23 April 2013

Boxing the feds

C. J. Box knows how to describe adventure. He's good. He's also good at corralling me into his stories with characters and story lines.

I picked up my Nook last night and began reading his latest, Breaking Point. I read longer than I intended to because I quickly got caught up in the morality play he was telling. This morning, I resumed reading when the power went out and I couldn't use my computer and we had no Internet connection. By the time the power was restored, I'd read enough to keep me from doing much of anything but read the rest of the day.
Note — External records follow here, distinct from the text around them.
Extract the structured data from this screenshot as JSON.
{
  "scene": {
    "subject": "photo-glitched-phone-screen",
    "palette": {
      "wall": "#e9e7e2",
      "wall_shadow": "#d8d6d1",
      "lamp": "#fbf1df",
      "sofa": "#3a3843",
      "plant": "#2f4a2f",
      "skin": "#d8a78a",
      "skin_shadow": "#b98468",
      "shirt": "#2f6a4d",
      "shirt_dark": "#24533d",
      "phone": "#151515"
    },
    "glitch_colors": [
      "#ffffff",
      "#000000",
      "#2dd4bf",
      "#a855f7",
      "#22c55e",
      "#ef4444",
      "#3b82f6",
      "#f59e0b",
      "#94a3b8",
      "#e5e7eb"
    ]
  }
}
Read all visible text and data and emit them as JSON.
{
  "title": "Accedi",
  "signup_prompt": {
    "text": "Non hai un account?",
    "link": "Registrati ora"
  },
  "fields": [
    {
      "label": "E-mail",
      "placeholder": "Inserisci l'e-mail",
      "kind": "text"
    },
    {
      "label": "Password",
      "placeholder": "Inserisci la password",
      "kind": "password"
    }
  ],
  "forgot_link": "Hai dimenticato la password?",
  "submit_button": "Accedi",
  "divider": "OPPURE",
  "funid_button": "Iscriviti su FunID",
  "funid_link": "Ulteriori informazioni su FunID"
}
Melodrama, action, danger, childish and nasty evil doers, and a great wild fire in the Wyoming mountains will do that to me.

Throughout the adventure, I was distracted by the unbelievable oversimplifications and the Wyoming politics that pervaded the book. I have some sympathy for honest libertarian politics, I'm firmly convinced of the need for the rule of law rather then the rule of individuals, and the need for the realistic right of appeal and review of institutional decision making.

However, Box didn't come close to convincing me to endorse his views about big government and bureaucracy by ignoring the ambiguities of a real life situation that he says his story is based upon. And he further distances his cause from me by inventing a villain who pursues childish revenge through the unrealistic use of bureaucratic power. His bad guy displays no outward signs or talents of leadership that would get him into a position of power, especially in hide bound federal bureaucracy. What Box describes could only happen in the crazed imaginations of Tea Party radicals.

Now a couple secondary villains in the story strike me as more plausible. Their power is not as extensive, but their threat is great. If Box wants to promote his political ideas beyond Wyoming, he needs to keep things real and believable.

A canyon from Breaking Point?
So, what story am I talking about? A couple armed EPA agents are killed while delivering some legal papers. A federal manhunt ensues and sweeps game warden Joe Pickett into its process. There is a private manhunt taking place at the same time and as things spin out of control, there are murders, drones, a huge forest fire, and an improvised rafting trip down a wilderness river. There are some family matter sidelines and a few misdirections, but mostly is simplified politics and action adventure.

The story telling is great and compelling. That kept me going.

Have you read Breaking Point? What did you think of it? Write and tell this little bit of the world.



1 comment:

Ken Wedding said...

My sister in Oregon wrote:

Ok, so I finished BREAKING POINT.

Pure screed, based on less than accurate portrayal of an actual situation. When did Cheney start writing under the nom de plume of C.J. Box? Or was it a collaboration with Rand Paul?

I believe we were left at the end with forests burning out of control, while Joe Pickett "revealed" the oh-how-lame-can-you-get "truth" (which had been telegraphed long before) in a speech to the bad guy on the last few pages. Not a bit of it was satisfying. I didn't like it.

Read his FREE FIRE - great story, fascinating information, good writing. DON'T waste a minute on this new one, and I will be leery of picking up any that follow.

Read almost any one of William Kent Krueger's Cork O'Connor mysteries instead. Start at the beginning of his series, and you'll be hooked.